Dans le détail, 4262 entreprises ont été créées au premier trimestre 2025, contre 3485 au deuxième trimestre, confirmant une décélération dès le premier semestre. Le repli s’est poursuivi au troisième trimestre avec 3352 nouvelles immatriculations, avant de s’accentuer au quatrième trimestre, où 3103 entreprises ont été enregistrées entre octobre et décembre.

Cette tendance est observée en dépit des efforts engagés par les autorités pour améliorer le climat des affaires. Ceux-ci incluent notamment la réduction des délais et des coûts de création d’entreprises, la digitalisation des procédures de formalisation et la mise en œuvre de plusieurs réformes visant à stimuler l’entrepreneuriat.

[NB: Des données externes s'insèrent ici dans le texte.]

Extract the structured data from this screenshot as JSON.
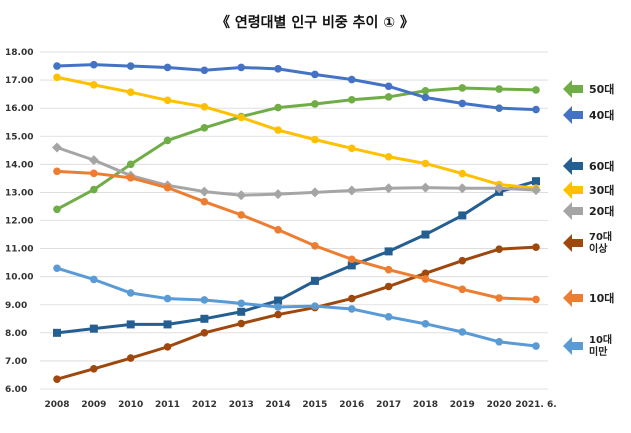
{
  "chart_data": {
    "type": "line",
    "title": "《 연령대별 인구 비중 추이 ① 》",
    "xlabel": "",
    "ylabel": "",
    "categories": [
      "2008",
      "2009",
      "2010",
      "2011",
      "2012",
      "2013",
      "2014",
      "2015",
      "2016",
      "2017",
      "2018",
      "2019",
      "2020",
      "2021. 6."
    ],
    "ylim": [
      6.0,
      18.0
    ],
    "yticks": [
      "6.00",
      "7.00",
      "8.00",
      "9.00",
      "10.00",
      "11.00",
      "12.00",
      "13.00",
      "14.00",
      "15.00",
      "16.00",
      "17.00",
      "18.00"
    ],
    "grid": true,
    "legend_placement": "right",
    "series": [
      {
        "name": "50대",
        "color": "#70ad47",
        "marker": "circle",
        "values": [
          12.4,
          13.1,
          14.0,
          14.85,
          15.3,
          15.7,
          16.02,
          16.15,
          16.3,
          16.4,
          16.62,
          16.72,
          16.68,
          16.65
        ]
      },
      {
        "name": "40대",
        "color": "#4472c4",
        "marker": "circle",
        "values": [
          17.5,
          17.55,
          17.5,
          17.45,
          17.35,
          17.45,
          17.4,
          17.2,
          17.02,
          16.78,
          16.38,
          16.17,
          16.0,
          15.95
        ]
      },
      {
        "name": "60대",
        "color": "#255e91",
        "marker": "square",
        "values": [
          8.0,
          8.15,
          8.3,
          8.3,
          8.5,
          8.75,
          9.15,
          9.85,
          10.4,
          10.9,
          11.5,
          12.18,
          13.02,
          13.4
        ]
      },
      {
        "name": "30대",
        "color": "#ffc000",
        "marker": "circle",
        "values": [
          17.1,
          16.83,
          16.57,
          16.28,
          16.05,
          15.67,
          15.22,
          14.88,
          14.57,
          14.27,
          14.03,
          13.67,
          13.28,
          13.15
        ]
      },
      {
        "name": "20대",
        "color": "#a5a5a5",
        "marker": "diamond",
        "values": [
          14.6,
          14.15,
          13.6,
          13.25,
          13.03,
          12.9,
          12.94,
          13.0,
          13.07,
          13.15,
          13.17,
          13.15,
          13.15,
          13.08
        ]
      },
      {
        "name": "70대\n이상",
        "color": "#9e480e",
        "marker": "circle",
        "values": [
          6.35,
          6.72,
          7.1,
          7.5,
          8.0,
          8.33,
          8.65,
          8.9,
          9.22,
          9.65,
          10.12,
          10.57,
          10.98,
          11.05
        ]
      },
      {
        "name": "10대",
        "color": "#ed7d31",
        "marker": "circle",
        "values": [
          13.75,
          13.68,
          13.52,
          13.17,
          12.67,
          12.2,
          11.67,
          11.1,
          10.62,
          10.25,
          9.92,
          9.55,
          9.24,
          9.19
        ]
      },
      {
        "name": "10대\n미만",
        "color": "#5b9bd5",
        "marker": "circle",
        "values": [
          10.3,
          9.9,
          9.42,
          9.22,
          9.17,
          9.05,
          8.92,
          8.95,
          8.85,
          8.57,
          8.32,
          8.03,
          7.68,
          7.53
        ]
      }
    ],
    "legend_order": [
      "50대",
      "40대",
      "60대",
      "30대",
      "20대",
      "70대\n이상",
      "10대",
      "10대\n미만"
    ]
  }
}
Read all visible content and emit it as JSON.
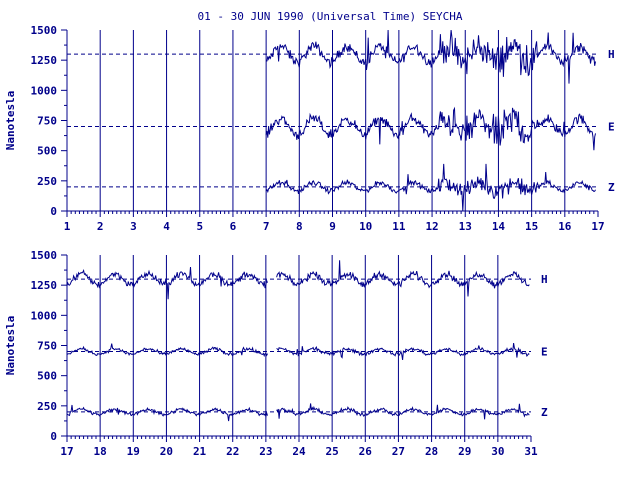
{
  "chart_data": [
    {
      "type": "line",
      "title": "01 - 30 JUN 1990 (Universal Time) SEYCHA",
      "ylabel": "Nanotesla",
      "xlim": [
        1,
        17
      ],
      "ylim": [
        0,
        1500
      ],
      "x_ticks": [
        "1",
        "2",
        "3",
        "4",
        "5",
        "6",
        "7",
        "8",
        "9",
        "10",
        "11",
        "12",
        "13",
        "14",
        "15",
        "16",
        "17"
      ],
      "y_ticks": [
        "0",
        "250",
        "500",
        "750",
        "1000",
        "1250",
        "1500"
      ],
      "data_start_day": 7,
      "series": [
        {
          "name": "H",
          "baseline": 1300,
          "approx_range": [
            900,
            1500
          ]
        },
        {
          "name": "E",
          "baseline": 700,
          "approx_range": [
            300,
            900
          ]
        },
        {
          "name": "Z",
          "baseline": 200,
          "approx_range": [
            0,
            300
          ]
        }
      ]
    },
    {
      "type": "line",
      "ylabel": "Nanotesla",
      "xlim": [
        17,
        31
      ],
      "ylim": [
        0,
        1500
      ],
      "x_ticks": [
        "17",
        "18",
        "19",
        "20",
        "21",
        "22",
        "23",
        "24",
        "25",
        "26",
        "27",
        "28",
        "29",
        "30",
        "31"
      ],
      "y_ticks": [
        "0",
        "250",
        "500",
        "750",
        "1000",
        "1250",
        "1500"
      ],
      "data_gap": [
        23.05,
        23.3
      ],
      "series": [
        {
          "name": "H",
          "baseline": 1300,
          "approx_range": [
            1100,
            1500
          ]
        },
        {
          "name": "E",
          "baseline": 700,
          "approx_range": [
            650,
            850
          ]
        },
        {
          "name": "Z",
          "baseline": 200,
          "approx_range": [
            100,
            300
          ]
        }
      ]
    }
  ],
  "colors": {
    "ink": "#00008b",
    "background": "#ffffff"
  }
}
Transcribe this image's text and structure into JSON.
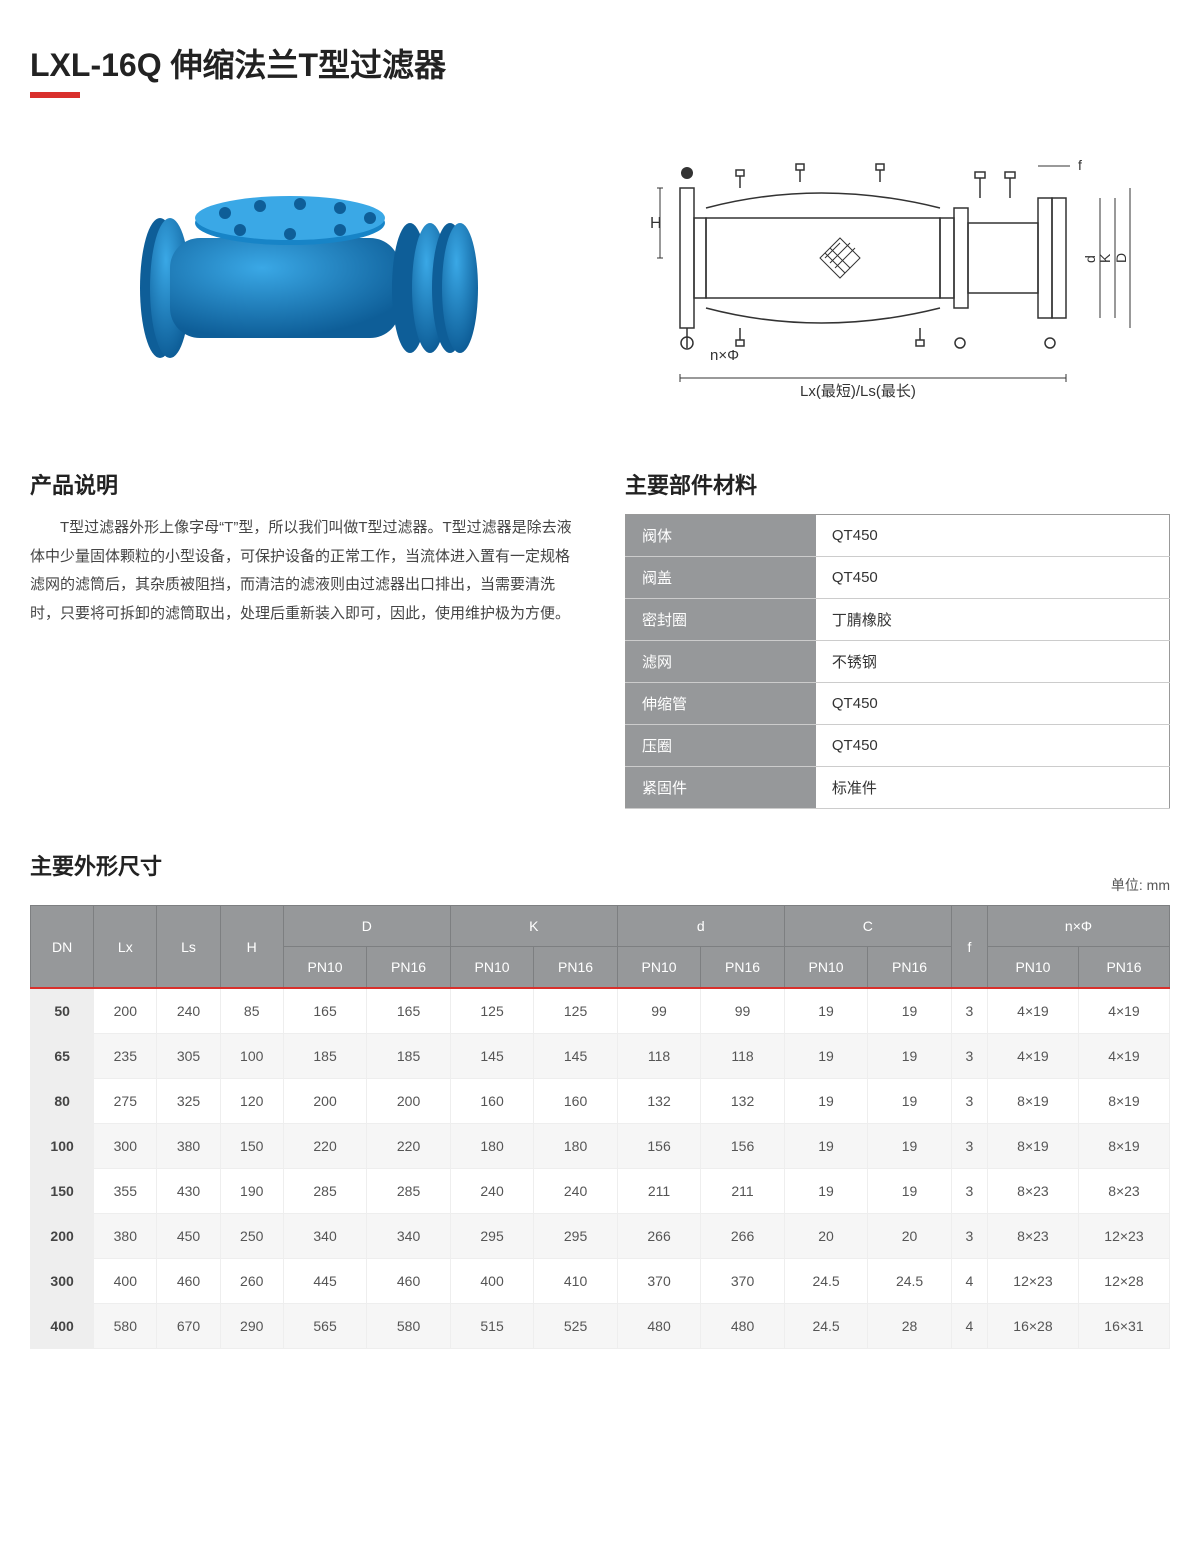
{
  "title": "LXL-16Q 伸缩法兰T型过滤器",
  "colors": {
    "accent": "#d9302c",
    "product_blue": "#1784c7",
    "header_grey": "#96989a",
    "text": "#333333"
  },
  "diagram_labels": {
    "H": "H",
    "nPhi": "n×Φ",
    "L": "Lx(最短)/Ls(最长)",
    "f": "f",
    "d": "d",
    "K": "K",
    "D": "D"
  },
  "desc": {
    "heading": "产品说明",
    "text": "T型过滤器外形上像字母“T”型，所以我们叫做T型过滤器。T型过滤器是除去液体中少量固体颗粒的小型设备，可保护设备的正常工作，当流体进入置有一定规格滤网的滤筒后，其杂质被阻挡，而清洁的滤液则由过滤器出口排出，当需要清洗时，只要将可拆卸的滤筒取出，处理后重新装入即可，因此，使用维护极为方便。"
  },
  "materials": {
    "heading": "主要部件材料",
    "rows": [
      {
        "label": "阀体",
        "value": "QT450"
      },
      {
        "label": "阀盖",
        "value": "QT450"
      },
      {
        "label": "密封圈",
        "value": "丁腈橡胶"
      },
      {
        "label": "滤网",
        "value": "不锈钢"
      },
      {
        "label": "伸缩管",
        "value": "QT450"
      },
      {
        "label": "压圈",
        "value": "QT450"
      },
      {
        "label": "紧固件",
        "value": "标准件"
      }
    ]
  },
  "dims": {
    "heading": "主要外形尺寸",
    "unit": "单位: mm",
    "top_headers": [
      "DN",
      "Lx",
      "Ls",
      "H",
      "D",
      "K",
      "d",
      "C",
      "f",
      "n×Φ"
    ],
    "sub_headers": [
      "PN10",
      "PN16",
      "PN10",
      "PN16",
      "PN10",
      "PN16",
      "PN10",
      "PN16",
      "PN10",
      "PN16"
    ],
    "rows": [
      [
        "50",
        "200",
        "240",
        "85",
        "165",
        "165",
        "125",
        "125",
        "99",
        "99",
        "19",
        "19",
        "3",
        "4×19",
        "4×19"
      ],
      [
        "65",
        "235",
        "305",
        "100",
        "185",
        "185",
        "145",
        "145",
        "118",
        "118",
        "19",
        "19",
        "3",
        "4×19",
        "4×19"
      ],
      [
        "80",
        "275",
        "325",
        "120",
        "200",
        "200",
        "160",
        "160",
        "132",
        "132",
        "19",
        "19",
        "3",
        "8×19",
        "8×19"
      ],
      [
        "100",
        "300",
        "380",
        "150",
        "220",
        "220",
        "180",
        "180",
        "156",
        "156",
        "19",
        "19",
        "3",
        "8×19",
        "8×19"
      ],
      [
        "150",
        "355",
        "430",
        "190",
        "285",
        "285",
        "240",
        "240",
        "211",
        "211",
        "19",
        "19",
        "3",
        "8×23",
        "8×23"
      ],
      [
        "200",
        "380",
        "450",
        "250",
        "340",
        "340",
        "295",
        "295",
        "266",
        "266",
        "20",
        "20",
        "3",
        "8×23",
        "12×23"
      ],
      [
        "300",
        "400",
        "460",
        "260",
        "445",
        "460",
        "400",
        "410",
        "370",
        "370",
        "24.5",
        "24.5",
        "4",
        "12×23",
        "12×28"
      ],
      [
        "400",
        "580",
        "670",
        "290",
        "565",
        "580",
        "515",
        "525",
        "480",
        "480",
        "24.5",
        "28",
        "4",
        "16×28",
        "16×31"
      ]
    ]
  }
}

Si les autorités n’ont pas officiellement commenté les causes de cette baisse, celle-ci peut s’expliquer par plusieurs facteurs. L’accès au financement demeure l’un des principaux freins à l’entrepreneuriat, les institutions financières privilégiant généralement les entreprises déjà établies, perçues comme moins risquées, au détriment des jeunes entreprises et des startups.

Par ailleurs, la saturation de certains segments du marché, notamment dans le commerce, la restauration ou le transport, pourrait limiter les opportunités pour de nouveaux entrants.